Her newest book, The Kingmaker’s Daughter, is the fourth in The Cousins’ War Series about the battle for the throne between the Houses of Lancaster and York in the 15th century.
This was the dynasty that ended when Henry Tudor took the throne. His son was the very famous (or infamous?) Henry VIII. So after completing her Tudor series, Gregory has stepped another hundred years back in time.
The Kingmaker’s Daughter is about Anne and Isabel Neville, the daughters of the “Kingmaker,” Richard, Earl of Warwick. Warwick uses his daughters as pawns as he tries to get a Neville on the throne.
The two sisters end up marrying the younger brothers of King Edward IV. At one point, Isabel’s husband George tries to take the throne. At another point, Anne’s husband Richard tries to take the throne.

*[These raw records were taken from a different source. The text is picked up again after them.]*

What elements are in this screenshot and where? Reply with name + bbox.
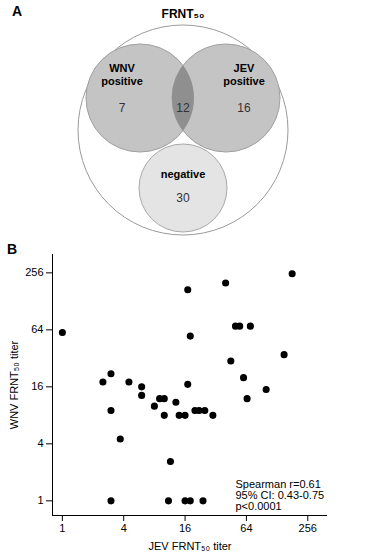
- svg-text:JEV FRNT₅₀ titer: JEV FRNT₅₀ titer: [149, 540, 232, 552]
- svg-text:64: 64: [240, 522, 252, 534]
- svg-text:A: A: [12, 3, 22, 19]
- svg-text:FRNT₅₀: FRNT₅₀: [162, 7, 205, 21]
- svg-text:64: 64: [31, 323, 43, 335]
- svg-text:B: B: [7, 241, 17, 257]
- svg-text:4: 4: [37, 437, 43, 449]
- svg-text:JEVpositive: JEVpositive: [223, 62, 265, 87]
- svg-text:1: 1: [37, 494, 43, 506]
- svg-text:16: 16: [179, 522, 191, 534]
- svg-text:negative: negative: [161, 168, 206, 180]
- svg-text:WNV FRNT₅₀ titer: WNV FRNT₅₀ titer: [8, 340, 20, 429]
- svg-text:12: 12: [176, 101, 190, 115]
- svg-text:16: 16: [31, 380, 43, 392]
- svg-text:256: 256: [25, 266, 43, 278]
- svg-text:4: 4: [121, 522, 127, 534]
- svg-text:WNVpositive: WNVpositive: [101, 62, 143, 87]
- svg-text:16: 16: [237, 101, 251, 115]
- svg-text:256: 256: [299, 522, 317, 534]
- svg-text:30: 30: [176, 191, 190, 205]
- svg-text:1: 1: [59, 522, 65, 534]
- svg-text:Spearman r=0.6195% CI: 0.43-0.: Spearman r=0.6195% CI: 0.43-0.75p<0.0001: [236, 478, 325, 512]
- svg-text:7: 7: [119, 101, 126, 115]
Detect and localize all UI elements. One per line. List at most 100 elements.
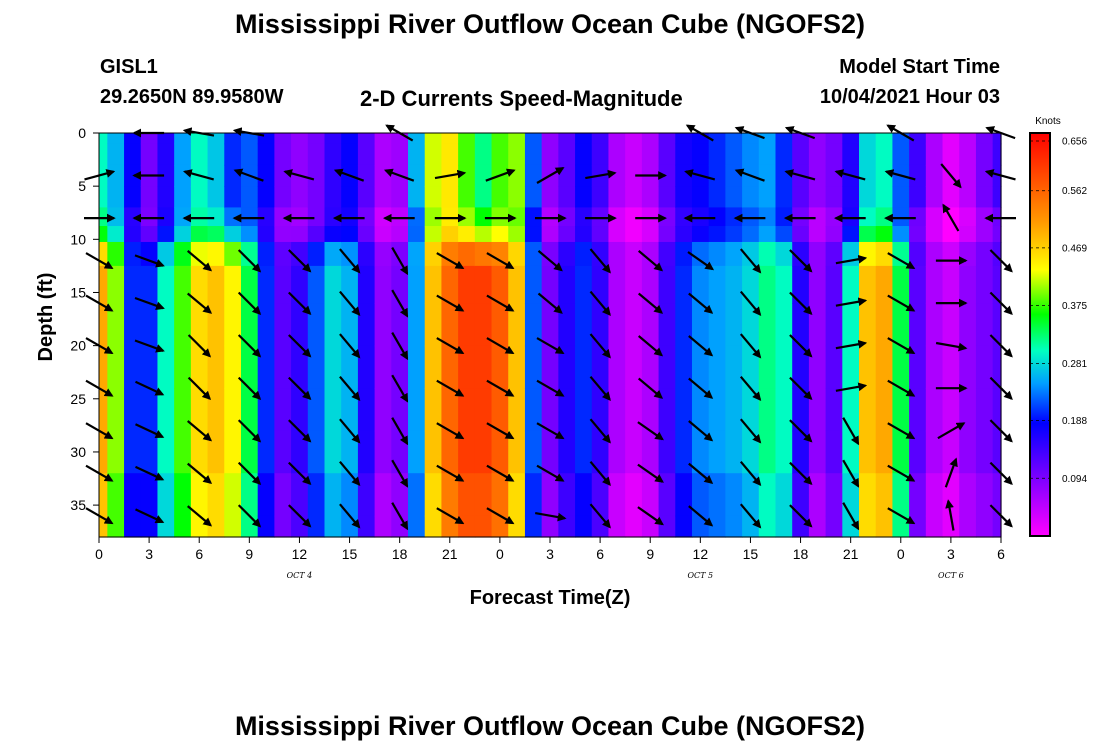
heatmap-cell: [324, 226, 342, 243]
heatmap-cell: [541, 303, 559, 347]
current-vector: [536, 464, 565, 482]
heatmap-cell: [174, 164, 192, 187]
current-vector: [237, 376, 262, 401]
heatmap-cell: [808, 164, 827, 187]
heatmap-cell: [474, 226, 493, 243]
heatmap-cell: [274, 515, 292, 538]
current-vector: [842, 417, 860, 446]
heatmap-cell: [541, 473, 559, 517]
heatmap-cell: [107, 186, 125, 209]
heatmap-cell: [591, 143, 610, 166]
heatmap-cell: [942, 226, 960, 243]
heatmap-cell: [441, 241, 459, 267]
heatmap-cell: [658, 430, 676, 474]
current-vector: [288, 419, 312, 443]
heatmap-cell: [441, 473, 459, 517]
heatmap-cell: [424, 388, 443, 432]
x-tick-label: 12: [693, 546, 709, 562]
colorbar: [1029, 132, 1051, 537]
heatmap-cell: [575, 207, 593, 227]
heatmap-cell: [842, 143, 860, 166]
current-vector: [887, 294, 916, 312]
heatmap-cell: [107, 133, 125, 145]
heatmap-cell: [875, 133, 894, 145]
heatmap-cell: [408, 473, 426, 517]
current-vector: [789, 504, 813, 528]
current-vector: [486, 464, 515, 482]
heatmap-cell: [307, 515, 326, 538]
heatmap-cell: [174, 515, 192, 538]
y-axis-label: Depth (ft): [35, 273, 57, 362]
heatmap-cell: [758, 388, 777, 432]
heatmap-cell: [775, 164, 793, 187]
current-vector: [135, 423, 165, 439]
heatmap-cell: [808, 265, 827, 304]
heatmap-cell: [441, 186, 459, 209]
heatmap-cell: [408, 265, 426, 304]
heatmap-cell: [658, 345, 676, 389]
current-vector: [237, 334, 262, 358]
heatmap-cell: [408, 186, 426, 209]
heatmap-cell: [458, 515, 476, 538]
heatmap-cell: [174, 265, 192, 304]
heatmap-cell: [307, 303, 326, 347]
heatmap-cell: [575, 388, 593, 432]
current-vector: [486, 337, 515, 355]
heatmap-cell: [608, 430, 626, 474]
x-tick-label: 18: [793, 546, 809, 562]
heatmap-cell: [658, 164, 676, 187]
current-vector: [637, 506, 664, 526]
heatmap-cell: [992, 473, 1002, 517]
y-tick-label: 10: [70, 231, 86, 247]
heatmap-cell: [357, 430, 376, 474]
heatmap-cell: [725, 515, 743, 538]
heatmap-cell: [274, 226, 292, 243]
heatmap-cell: [708, 133, 726, 145]
current-vector: [739, 333, 762, 359]
heatmap-cell: [975, 133, 994, 145]
heatmap-cell: [357, 303, 376, 347]
heatmap-cell: [909, 430, 927, 474]
heatmap-cell: [591, 133, 610, 145]
current-vector: [486, 294, 515, 312]
heatmap-cell: [524, 303, 543, 347]
heatmap-cell: [792, 241, 810, 267]
heatmap-cell: [675, 143, 693, 166]
x-tick-label: 21: [843, 546, 859, 562]
heatmap-cell: [240, 143, 259, 166]
heatmap-cell: [140, 473, 159, 517]
heatmap-cell: [157, 143, 175, 166]
current-vector: [383, 168, 415, 182]
heatmap-cell: [307, 430, 326, 474]
heatmap-cell: [424, 207, 443, 227]
heatmap-cell: [975, 241, 994, 267]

As the plot unfolds, sister is pitted against sister, brother is pitted against brother, and mother and father are pitted against their children.
When one of the sisters finally accomplishes her father's dream, she realizes that the crown can be hollow and not worth losing those you love.
While the Tudor books are about seduction, The Kingmaker’s Daughter is about family loyalty and betrayal. It’s incredible how ruthless Gregory’s characters can be because of their ambition and hunger for power.
Gregory’s books, including this one, are page turners because she makes you care about the characters that move along the historic plot. Whether you hate them, or love them, you want to know how the story ends for the Neville sisters and their enemies (or allies, depending on the day).
I enjoyed this book as I have enjoyed any Gregory book. But to this day, my favourites are those of The Wideacre Trilogy. If you’re a Gregory fan, please head to your local bookstore and pick up Wideacre, The Favoured Child, and Meridon.
The series is about three generations of women in the 18th century, a time when women had no power over their own lives. The decisions that Beatrice Lacey makes in the first book affect the lives of her daughter and granddaughter in the next two books.
The Wideacre Trilogy is not royal fiction, and yet I think it’s Gregory at her best. She leaves the reader frustrated and yet hungry for more until the story is finally resolved at the end of the third book.